Les PME toulousaines interpellent Mounir Mahjoubi face à la concurrence des géants du Net

Le secrétaire d’État au numérique Mounir Mahjoubi est venu à la rencontre de chefs d’entreprise toulousains. Ceux-ci lui ont fait part de leurs difficultés face aux mastodontes du secteur, notamment les Gafa.

Elles sont venues exprimer leurs difficultés face aux géants du numérique. Jeudi 29 novembre, durant près de deux heures, une vingtaine de chefs d’entreprises évoluant dans le secteur du numérique ont pu échanger avec Mounir Mahjoubi, secrétaire d’État au numérique, à l’invitation de la CPME 31 et de son président Samuel Cette. Il y a quelques semaines lors d’un déplacement en Alsace, Mounir Mahjoubi avait lancé un appel à l’ensemble des TPE et PME de France à signaler les difficultés rencontrées via une plateforme de médiation spécialement destinée aux PME et TPE.
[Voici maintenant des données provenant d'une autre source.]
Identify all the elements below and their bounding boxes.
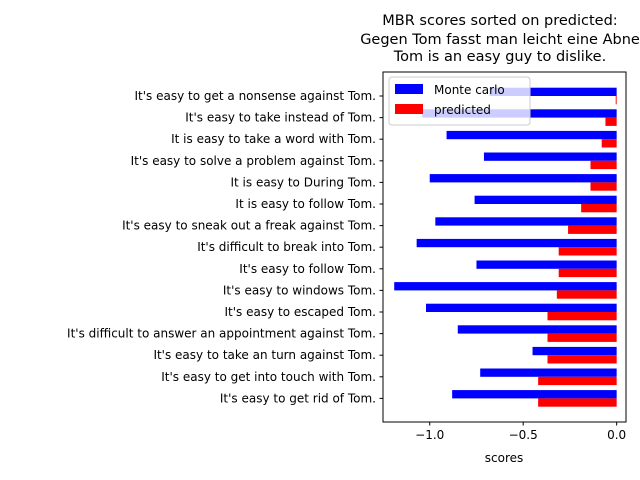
bars-layer <box>394 87 617 407</box>
y-tick-label-11: It's easy to escaped Tom. <box>224 305 376 319</box>
bar-predicted-6 <box>581 204 617 213</box>
chart-title-line-2: Gegen Tom fasst man leicht eine Abne <box>360 32 640 48</box>
bar-predicted-5 <box>590 182 617 191</box>
bar-monte-carlo-5 <box>429 174 617 183</box>
legend-box <box>388 76 531 126</box>
bar-monte-carlo-8 <box>416 238 617 248</box>
y-tick-label-9: It's easy to follow Tom. <box>239 262 376 276</box>
chart-title: MBR scores sorted on predicted: Gegen To… <box>360 13 640 65</box>
bar-predicted-8 <box>558 247 617 256</box>
legend-label-monte-carlo: Monte carlo <box>434 83 505 97</box>
legend-label-predicted: predicted <box>434 103 491 117</box>
legend-swatch-predicted <box>395 104 423 114</box>
x-tick-label-3: 0.0 <box>607 428 626 442</box>
bar-monte-carlo-12 <box>457 325 617 334</box>
bar-monte-carlo-7 <box>435 217 617 226</box>
y-tick-label-6: It is easy to follow Tom. <box>235 197 376 211</box>
bar-predicted-4 <box>590 160 617 170</box>
bar-predicted-13 <box>547 355 617 364</box>
chart-title-line-3: Tom is an easy guy to dislike. <box>393 49 606 65</box>
bar-monte-carlo-14 <box>480 368 617 377</box>
chart-title-line-1: MBR scores sorted on predicted: <box>382 13 617 29</box>
x-tick-label-2: −0.5 <box>509 428 538 442</box>
y-tick-label-12: It's difficult to answer an appointment … <box>67 327 376 341</box>
y-tick-label-2: It's easy to take instead of Tom. <box>185 111 376 125</box>
y-tick-label-13: It's easy to take an turn against Tom. <box>153 348 376 362</box>
bar-monte-carlo-3 <box>446 130 617 140</box>
y-tick-label-3: It is easy to take a word with Tom. <box>171 132 376 146</box>
y-tick-label-4: It's easy to solve a problem against Tom… <box>131 154 376 168</box>
bar-monte-carlo-13 <box>532 346 617 356</box>
legend-swatch-monte-carlo <box>395 84 423 94</box>
bar-predicted-3 <box>601 139 617 148</box>
bar-predicted-10 <box>556 290 617 299</box>
bar-monte-carlo-10 <box>394 282 617 291</box>
y-tick-label-8: It's difficult to break into Tom. <box>197 240 376 254</box>
bar-predicted-14 <box>538 376 617 386</box>
y-tick-label-15: It's easy to get rid of Tom. <box>220 391 376 405</box>
bar-predicted-1 <box>615 96 617 105</box>
x-axis-label: scores <box>485 451 524 465</box>
bar-predicted-7 <box>568 225 617 234</box>
bar-predicted-12 <box>547 333 617 342</box>
bar-predicted-9 <box>558 268 617 278</box>
bar-predicted-11 <box>547 312 617 321</box>
bar-predicted-15 <box>538 398 617 407</box>
x-tick-label-1: −1.0 <box>415 428 444 442</box>
y-axis: It's easy to get a nonsense against Tom.… <box>67 89 383 405</box>
bar-monte-carlo-15 <box>452 390 617 399</box>
y-tick-label-10: It's easy to windows Tom. <box>223 283 376 297</box>
y-tick-label-1: It's easy to get a nonsense against Tom. <box>135 89 376 103</box>
bar-monte-carlo-1 <box>489 87 617 96</box>
x-axis: −1.0 −0.5 0.0 <box>415 422 626 442</box>
bar-monte-carlo-9 <box>476 260 617 269</box>
y-tick-label-7: It's easy to sneak out a freak against T… <box>122 219 376 233</box>
y-tick-label-14: It's easy to get into touch with Tom. <box>161 370 376 384</box>
bar-monte-carlo-4 <box>483 152 617 161</box>
y-tick-label-5: It is easy to During Tom. <box>230 175 376 189</box>
bar-predicted-2 <box>605 117 617 126</box>
legend: Monte carlo predicted <box>388 76 531 126</box>
bar-monte-carlo-6 <box>474 195 617 204</box>
bar-monte-carlo-11 <box>425 303 617 312</box>
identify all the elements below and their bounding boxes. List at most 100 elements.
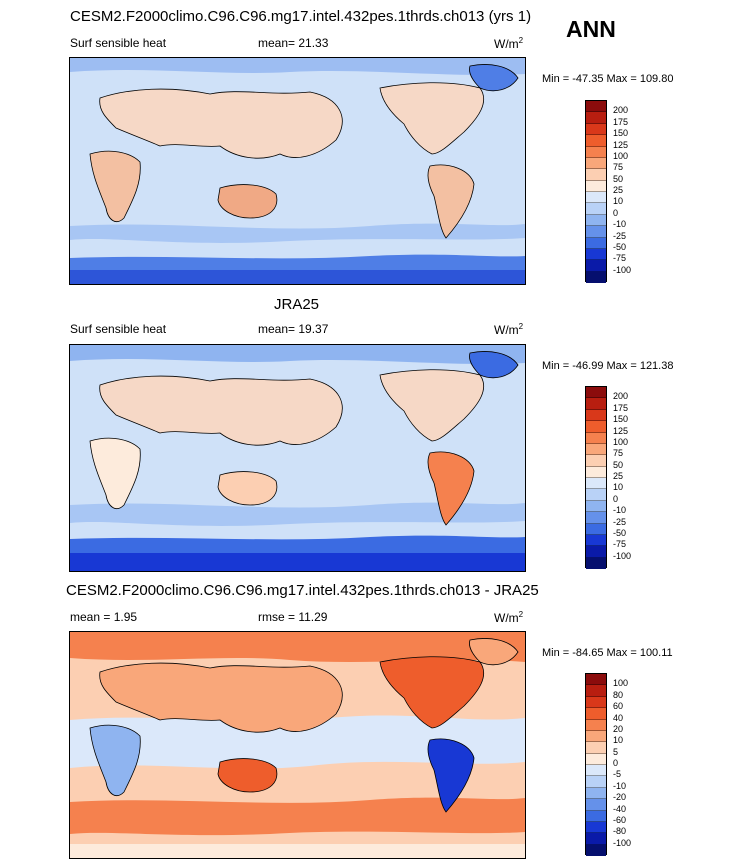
panel-3-land-greenland [469,638,519,666]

Et à Toulouse, les chefs d’entreprises avaient des choses à dire. « Un de nos produits a été bloqué à la douane car une notice n’était pas en Français, mais cela n’empêchait pas des market place concurrents de continuer à le vendre », stigmatise Marc Leverger, le confondateur de Brico Privé. La société toulousaine, 130 emplois et plus de 100 millions d’euros de chiffre d’affaires, est confrontée également à des concurrents peu scrupuleux sur la facturation de la TVA. Au fil des témoignages, on se rend compte que les PME et TPE ne pèsent pas bien lourd face à la force de frappe des Gafa (Google, Amazon, Facebook, Apple ) dans un combat ressemblant à celui de David contre Goliath.

Une loi pour davantage de transparence en préparation

« Nous sommes confrontés à des problèmes de référencement et sommes soumis à des marges arrières… La market place nous fait payer des frais de marketing non justifiés, qui nous pénalisent financièrement », pointe Jean-Christophe Agobert, le fondateur de Kubb qui commercialise depuis 2014 des mini PC au design épuré. Pour Kubb, qui pèse 10 millions d’euros de chiffre d’affaires, les ventes sur Amazon représentent 20% de son activité. Mais Jean-Christophe Agobert affirme que l’avenir de son entreprise passe par la vente directe via des points physiques, 95% de ses ventes se faisant en BtoB.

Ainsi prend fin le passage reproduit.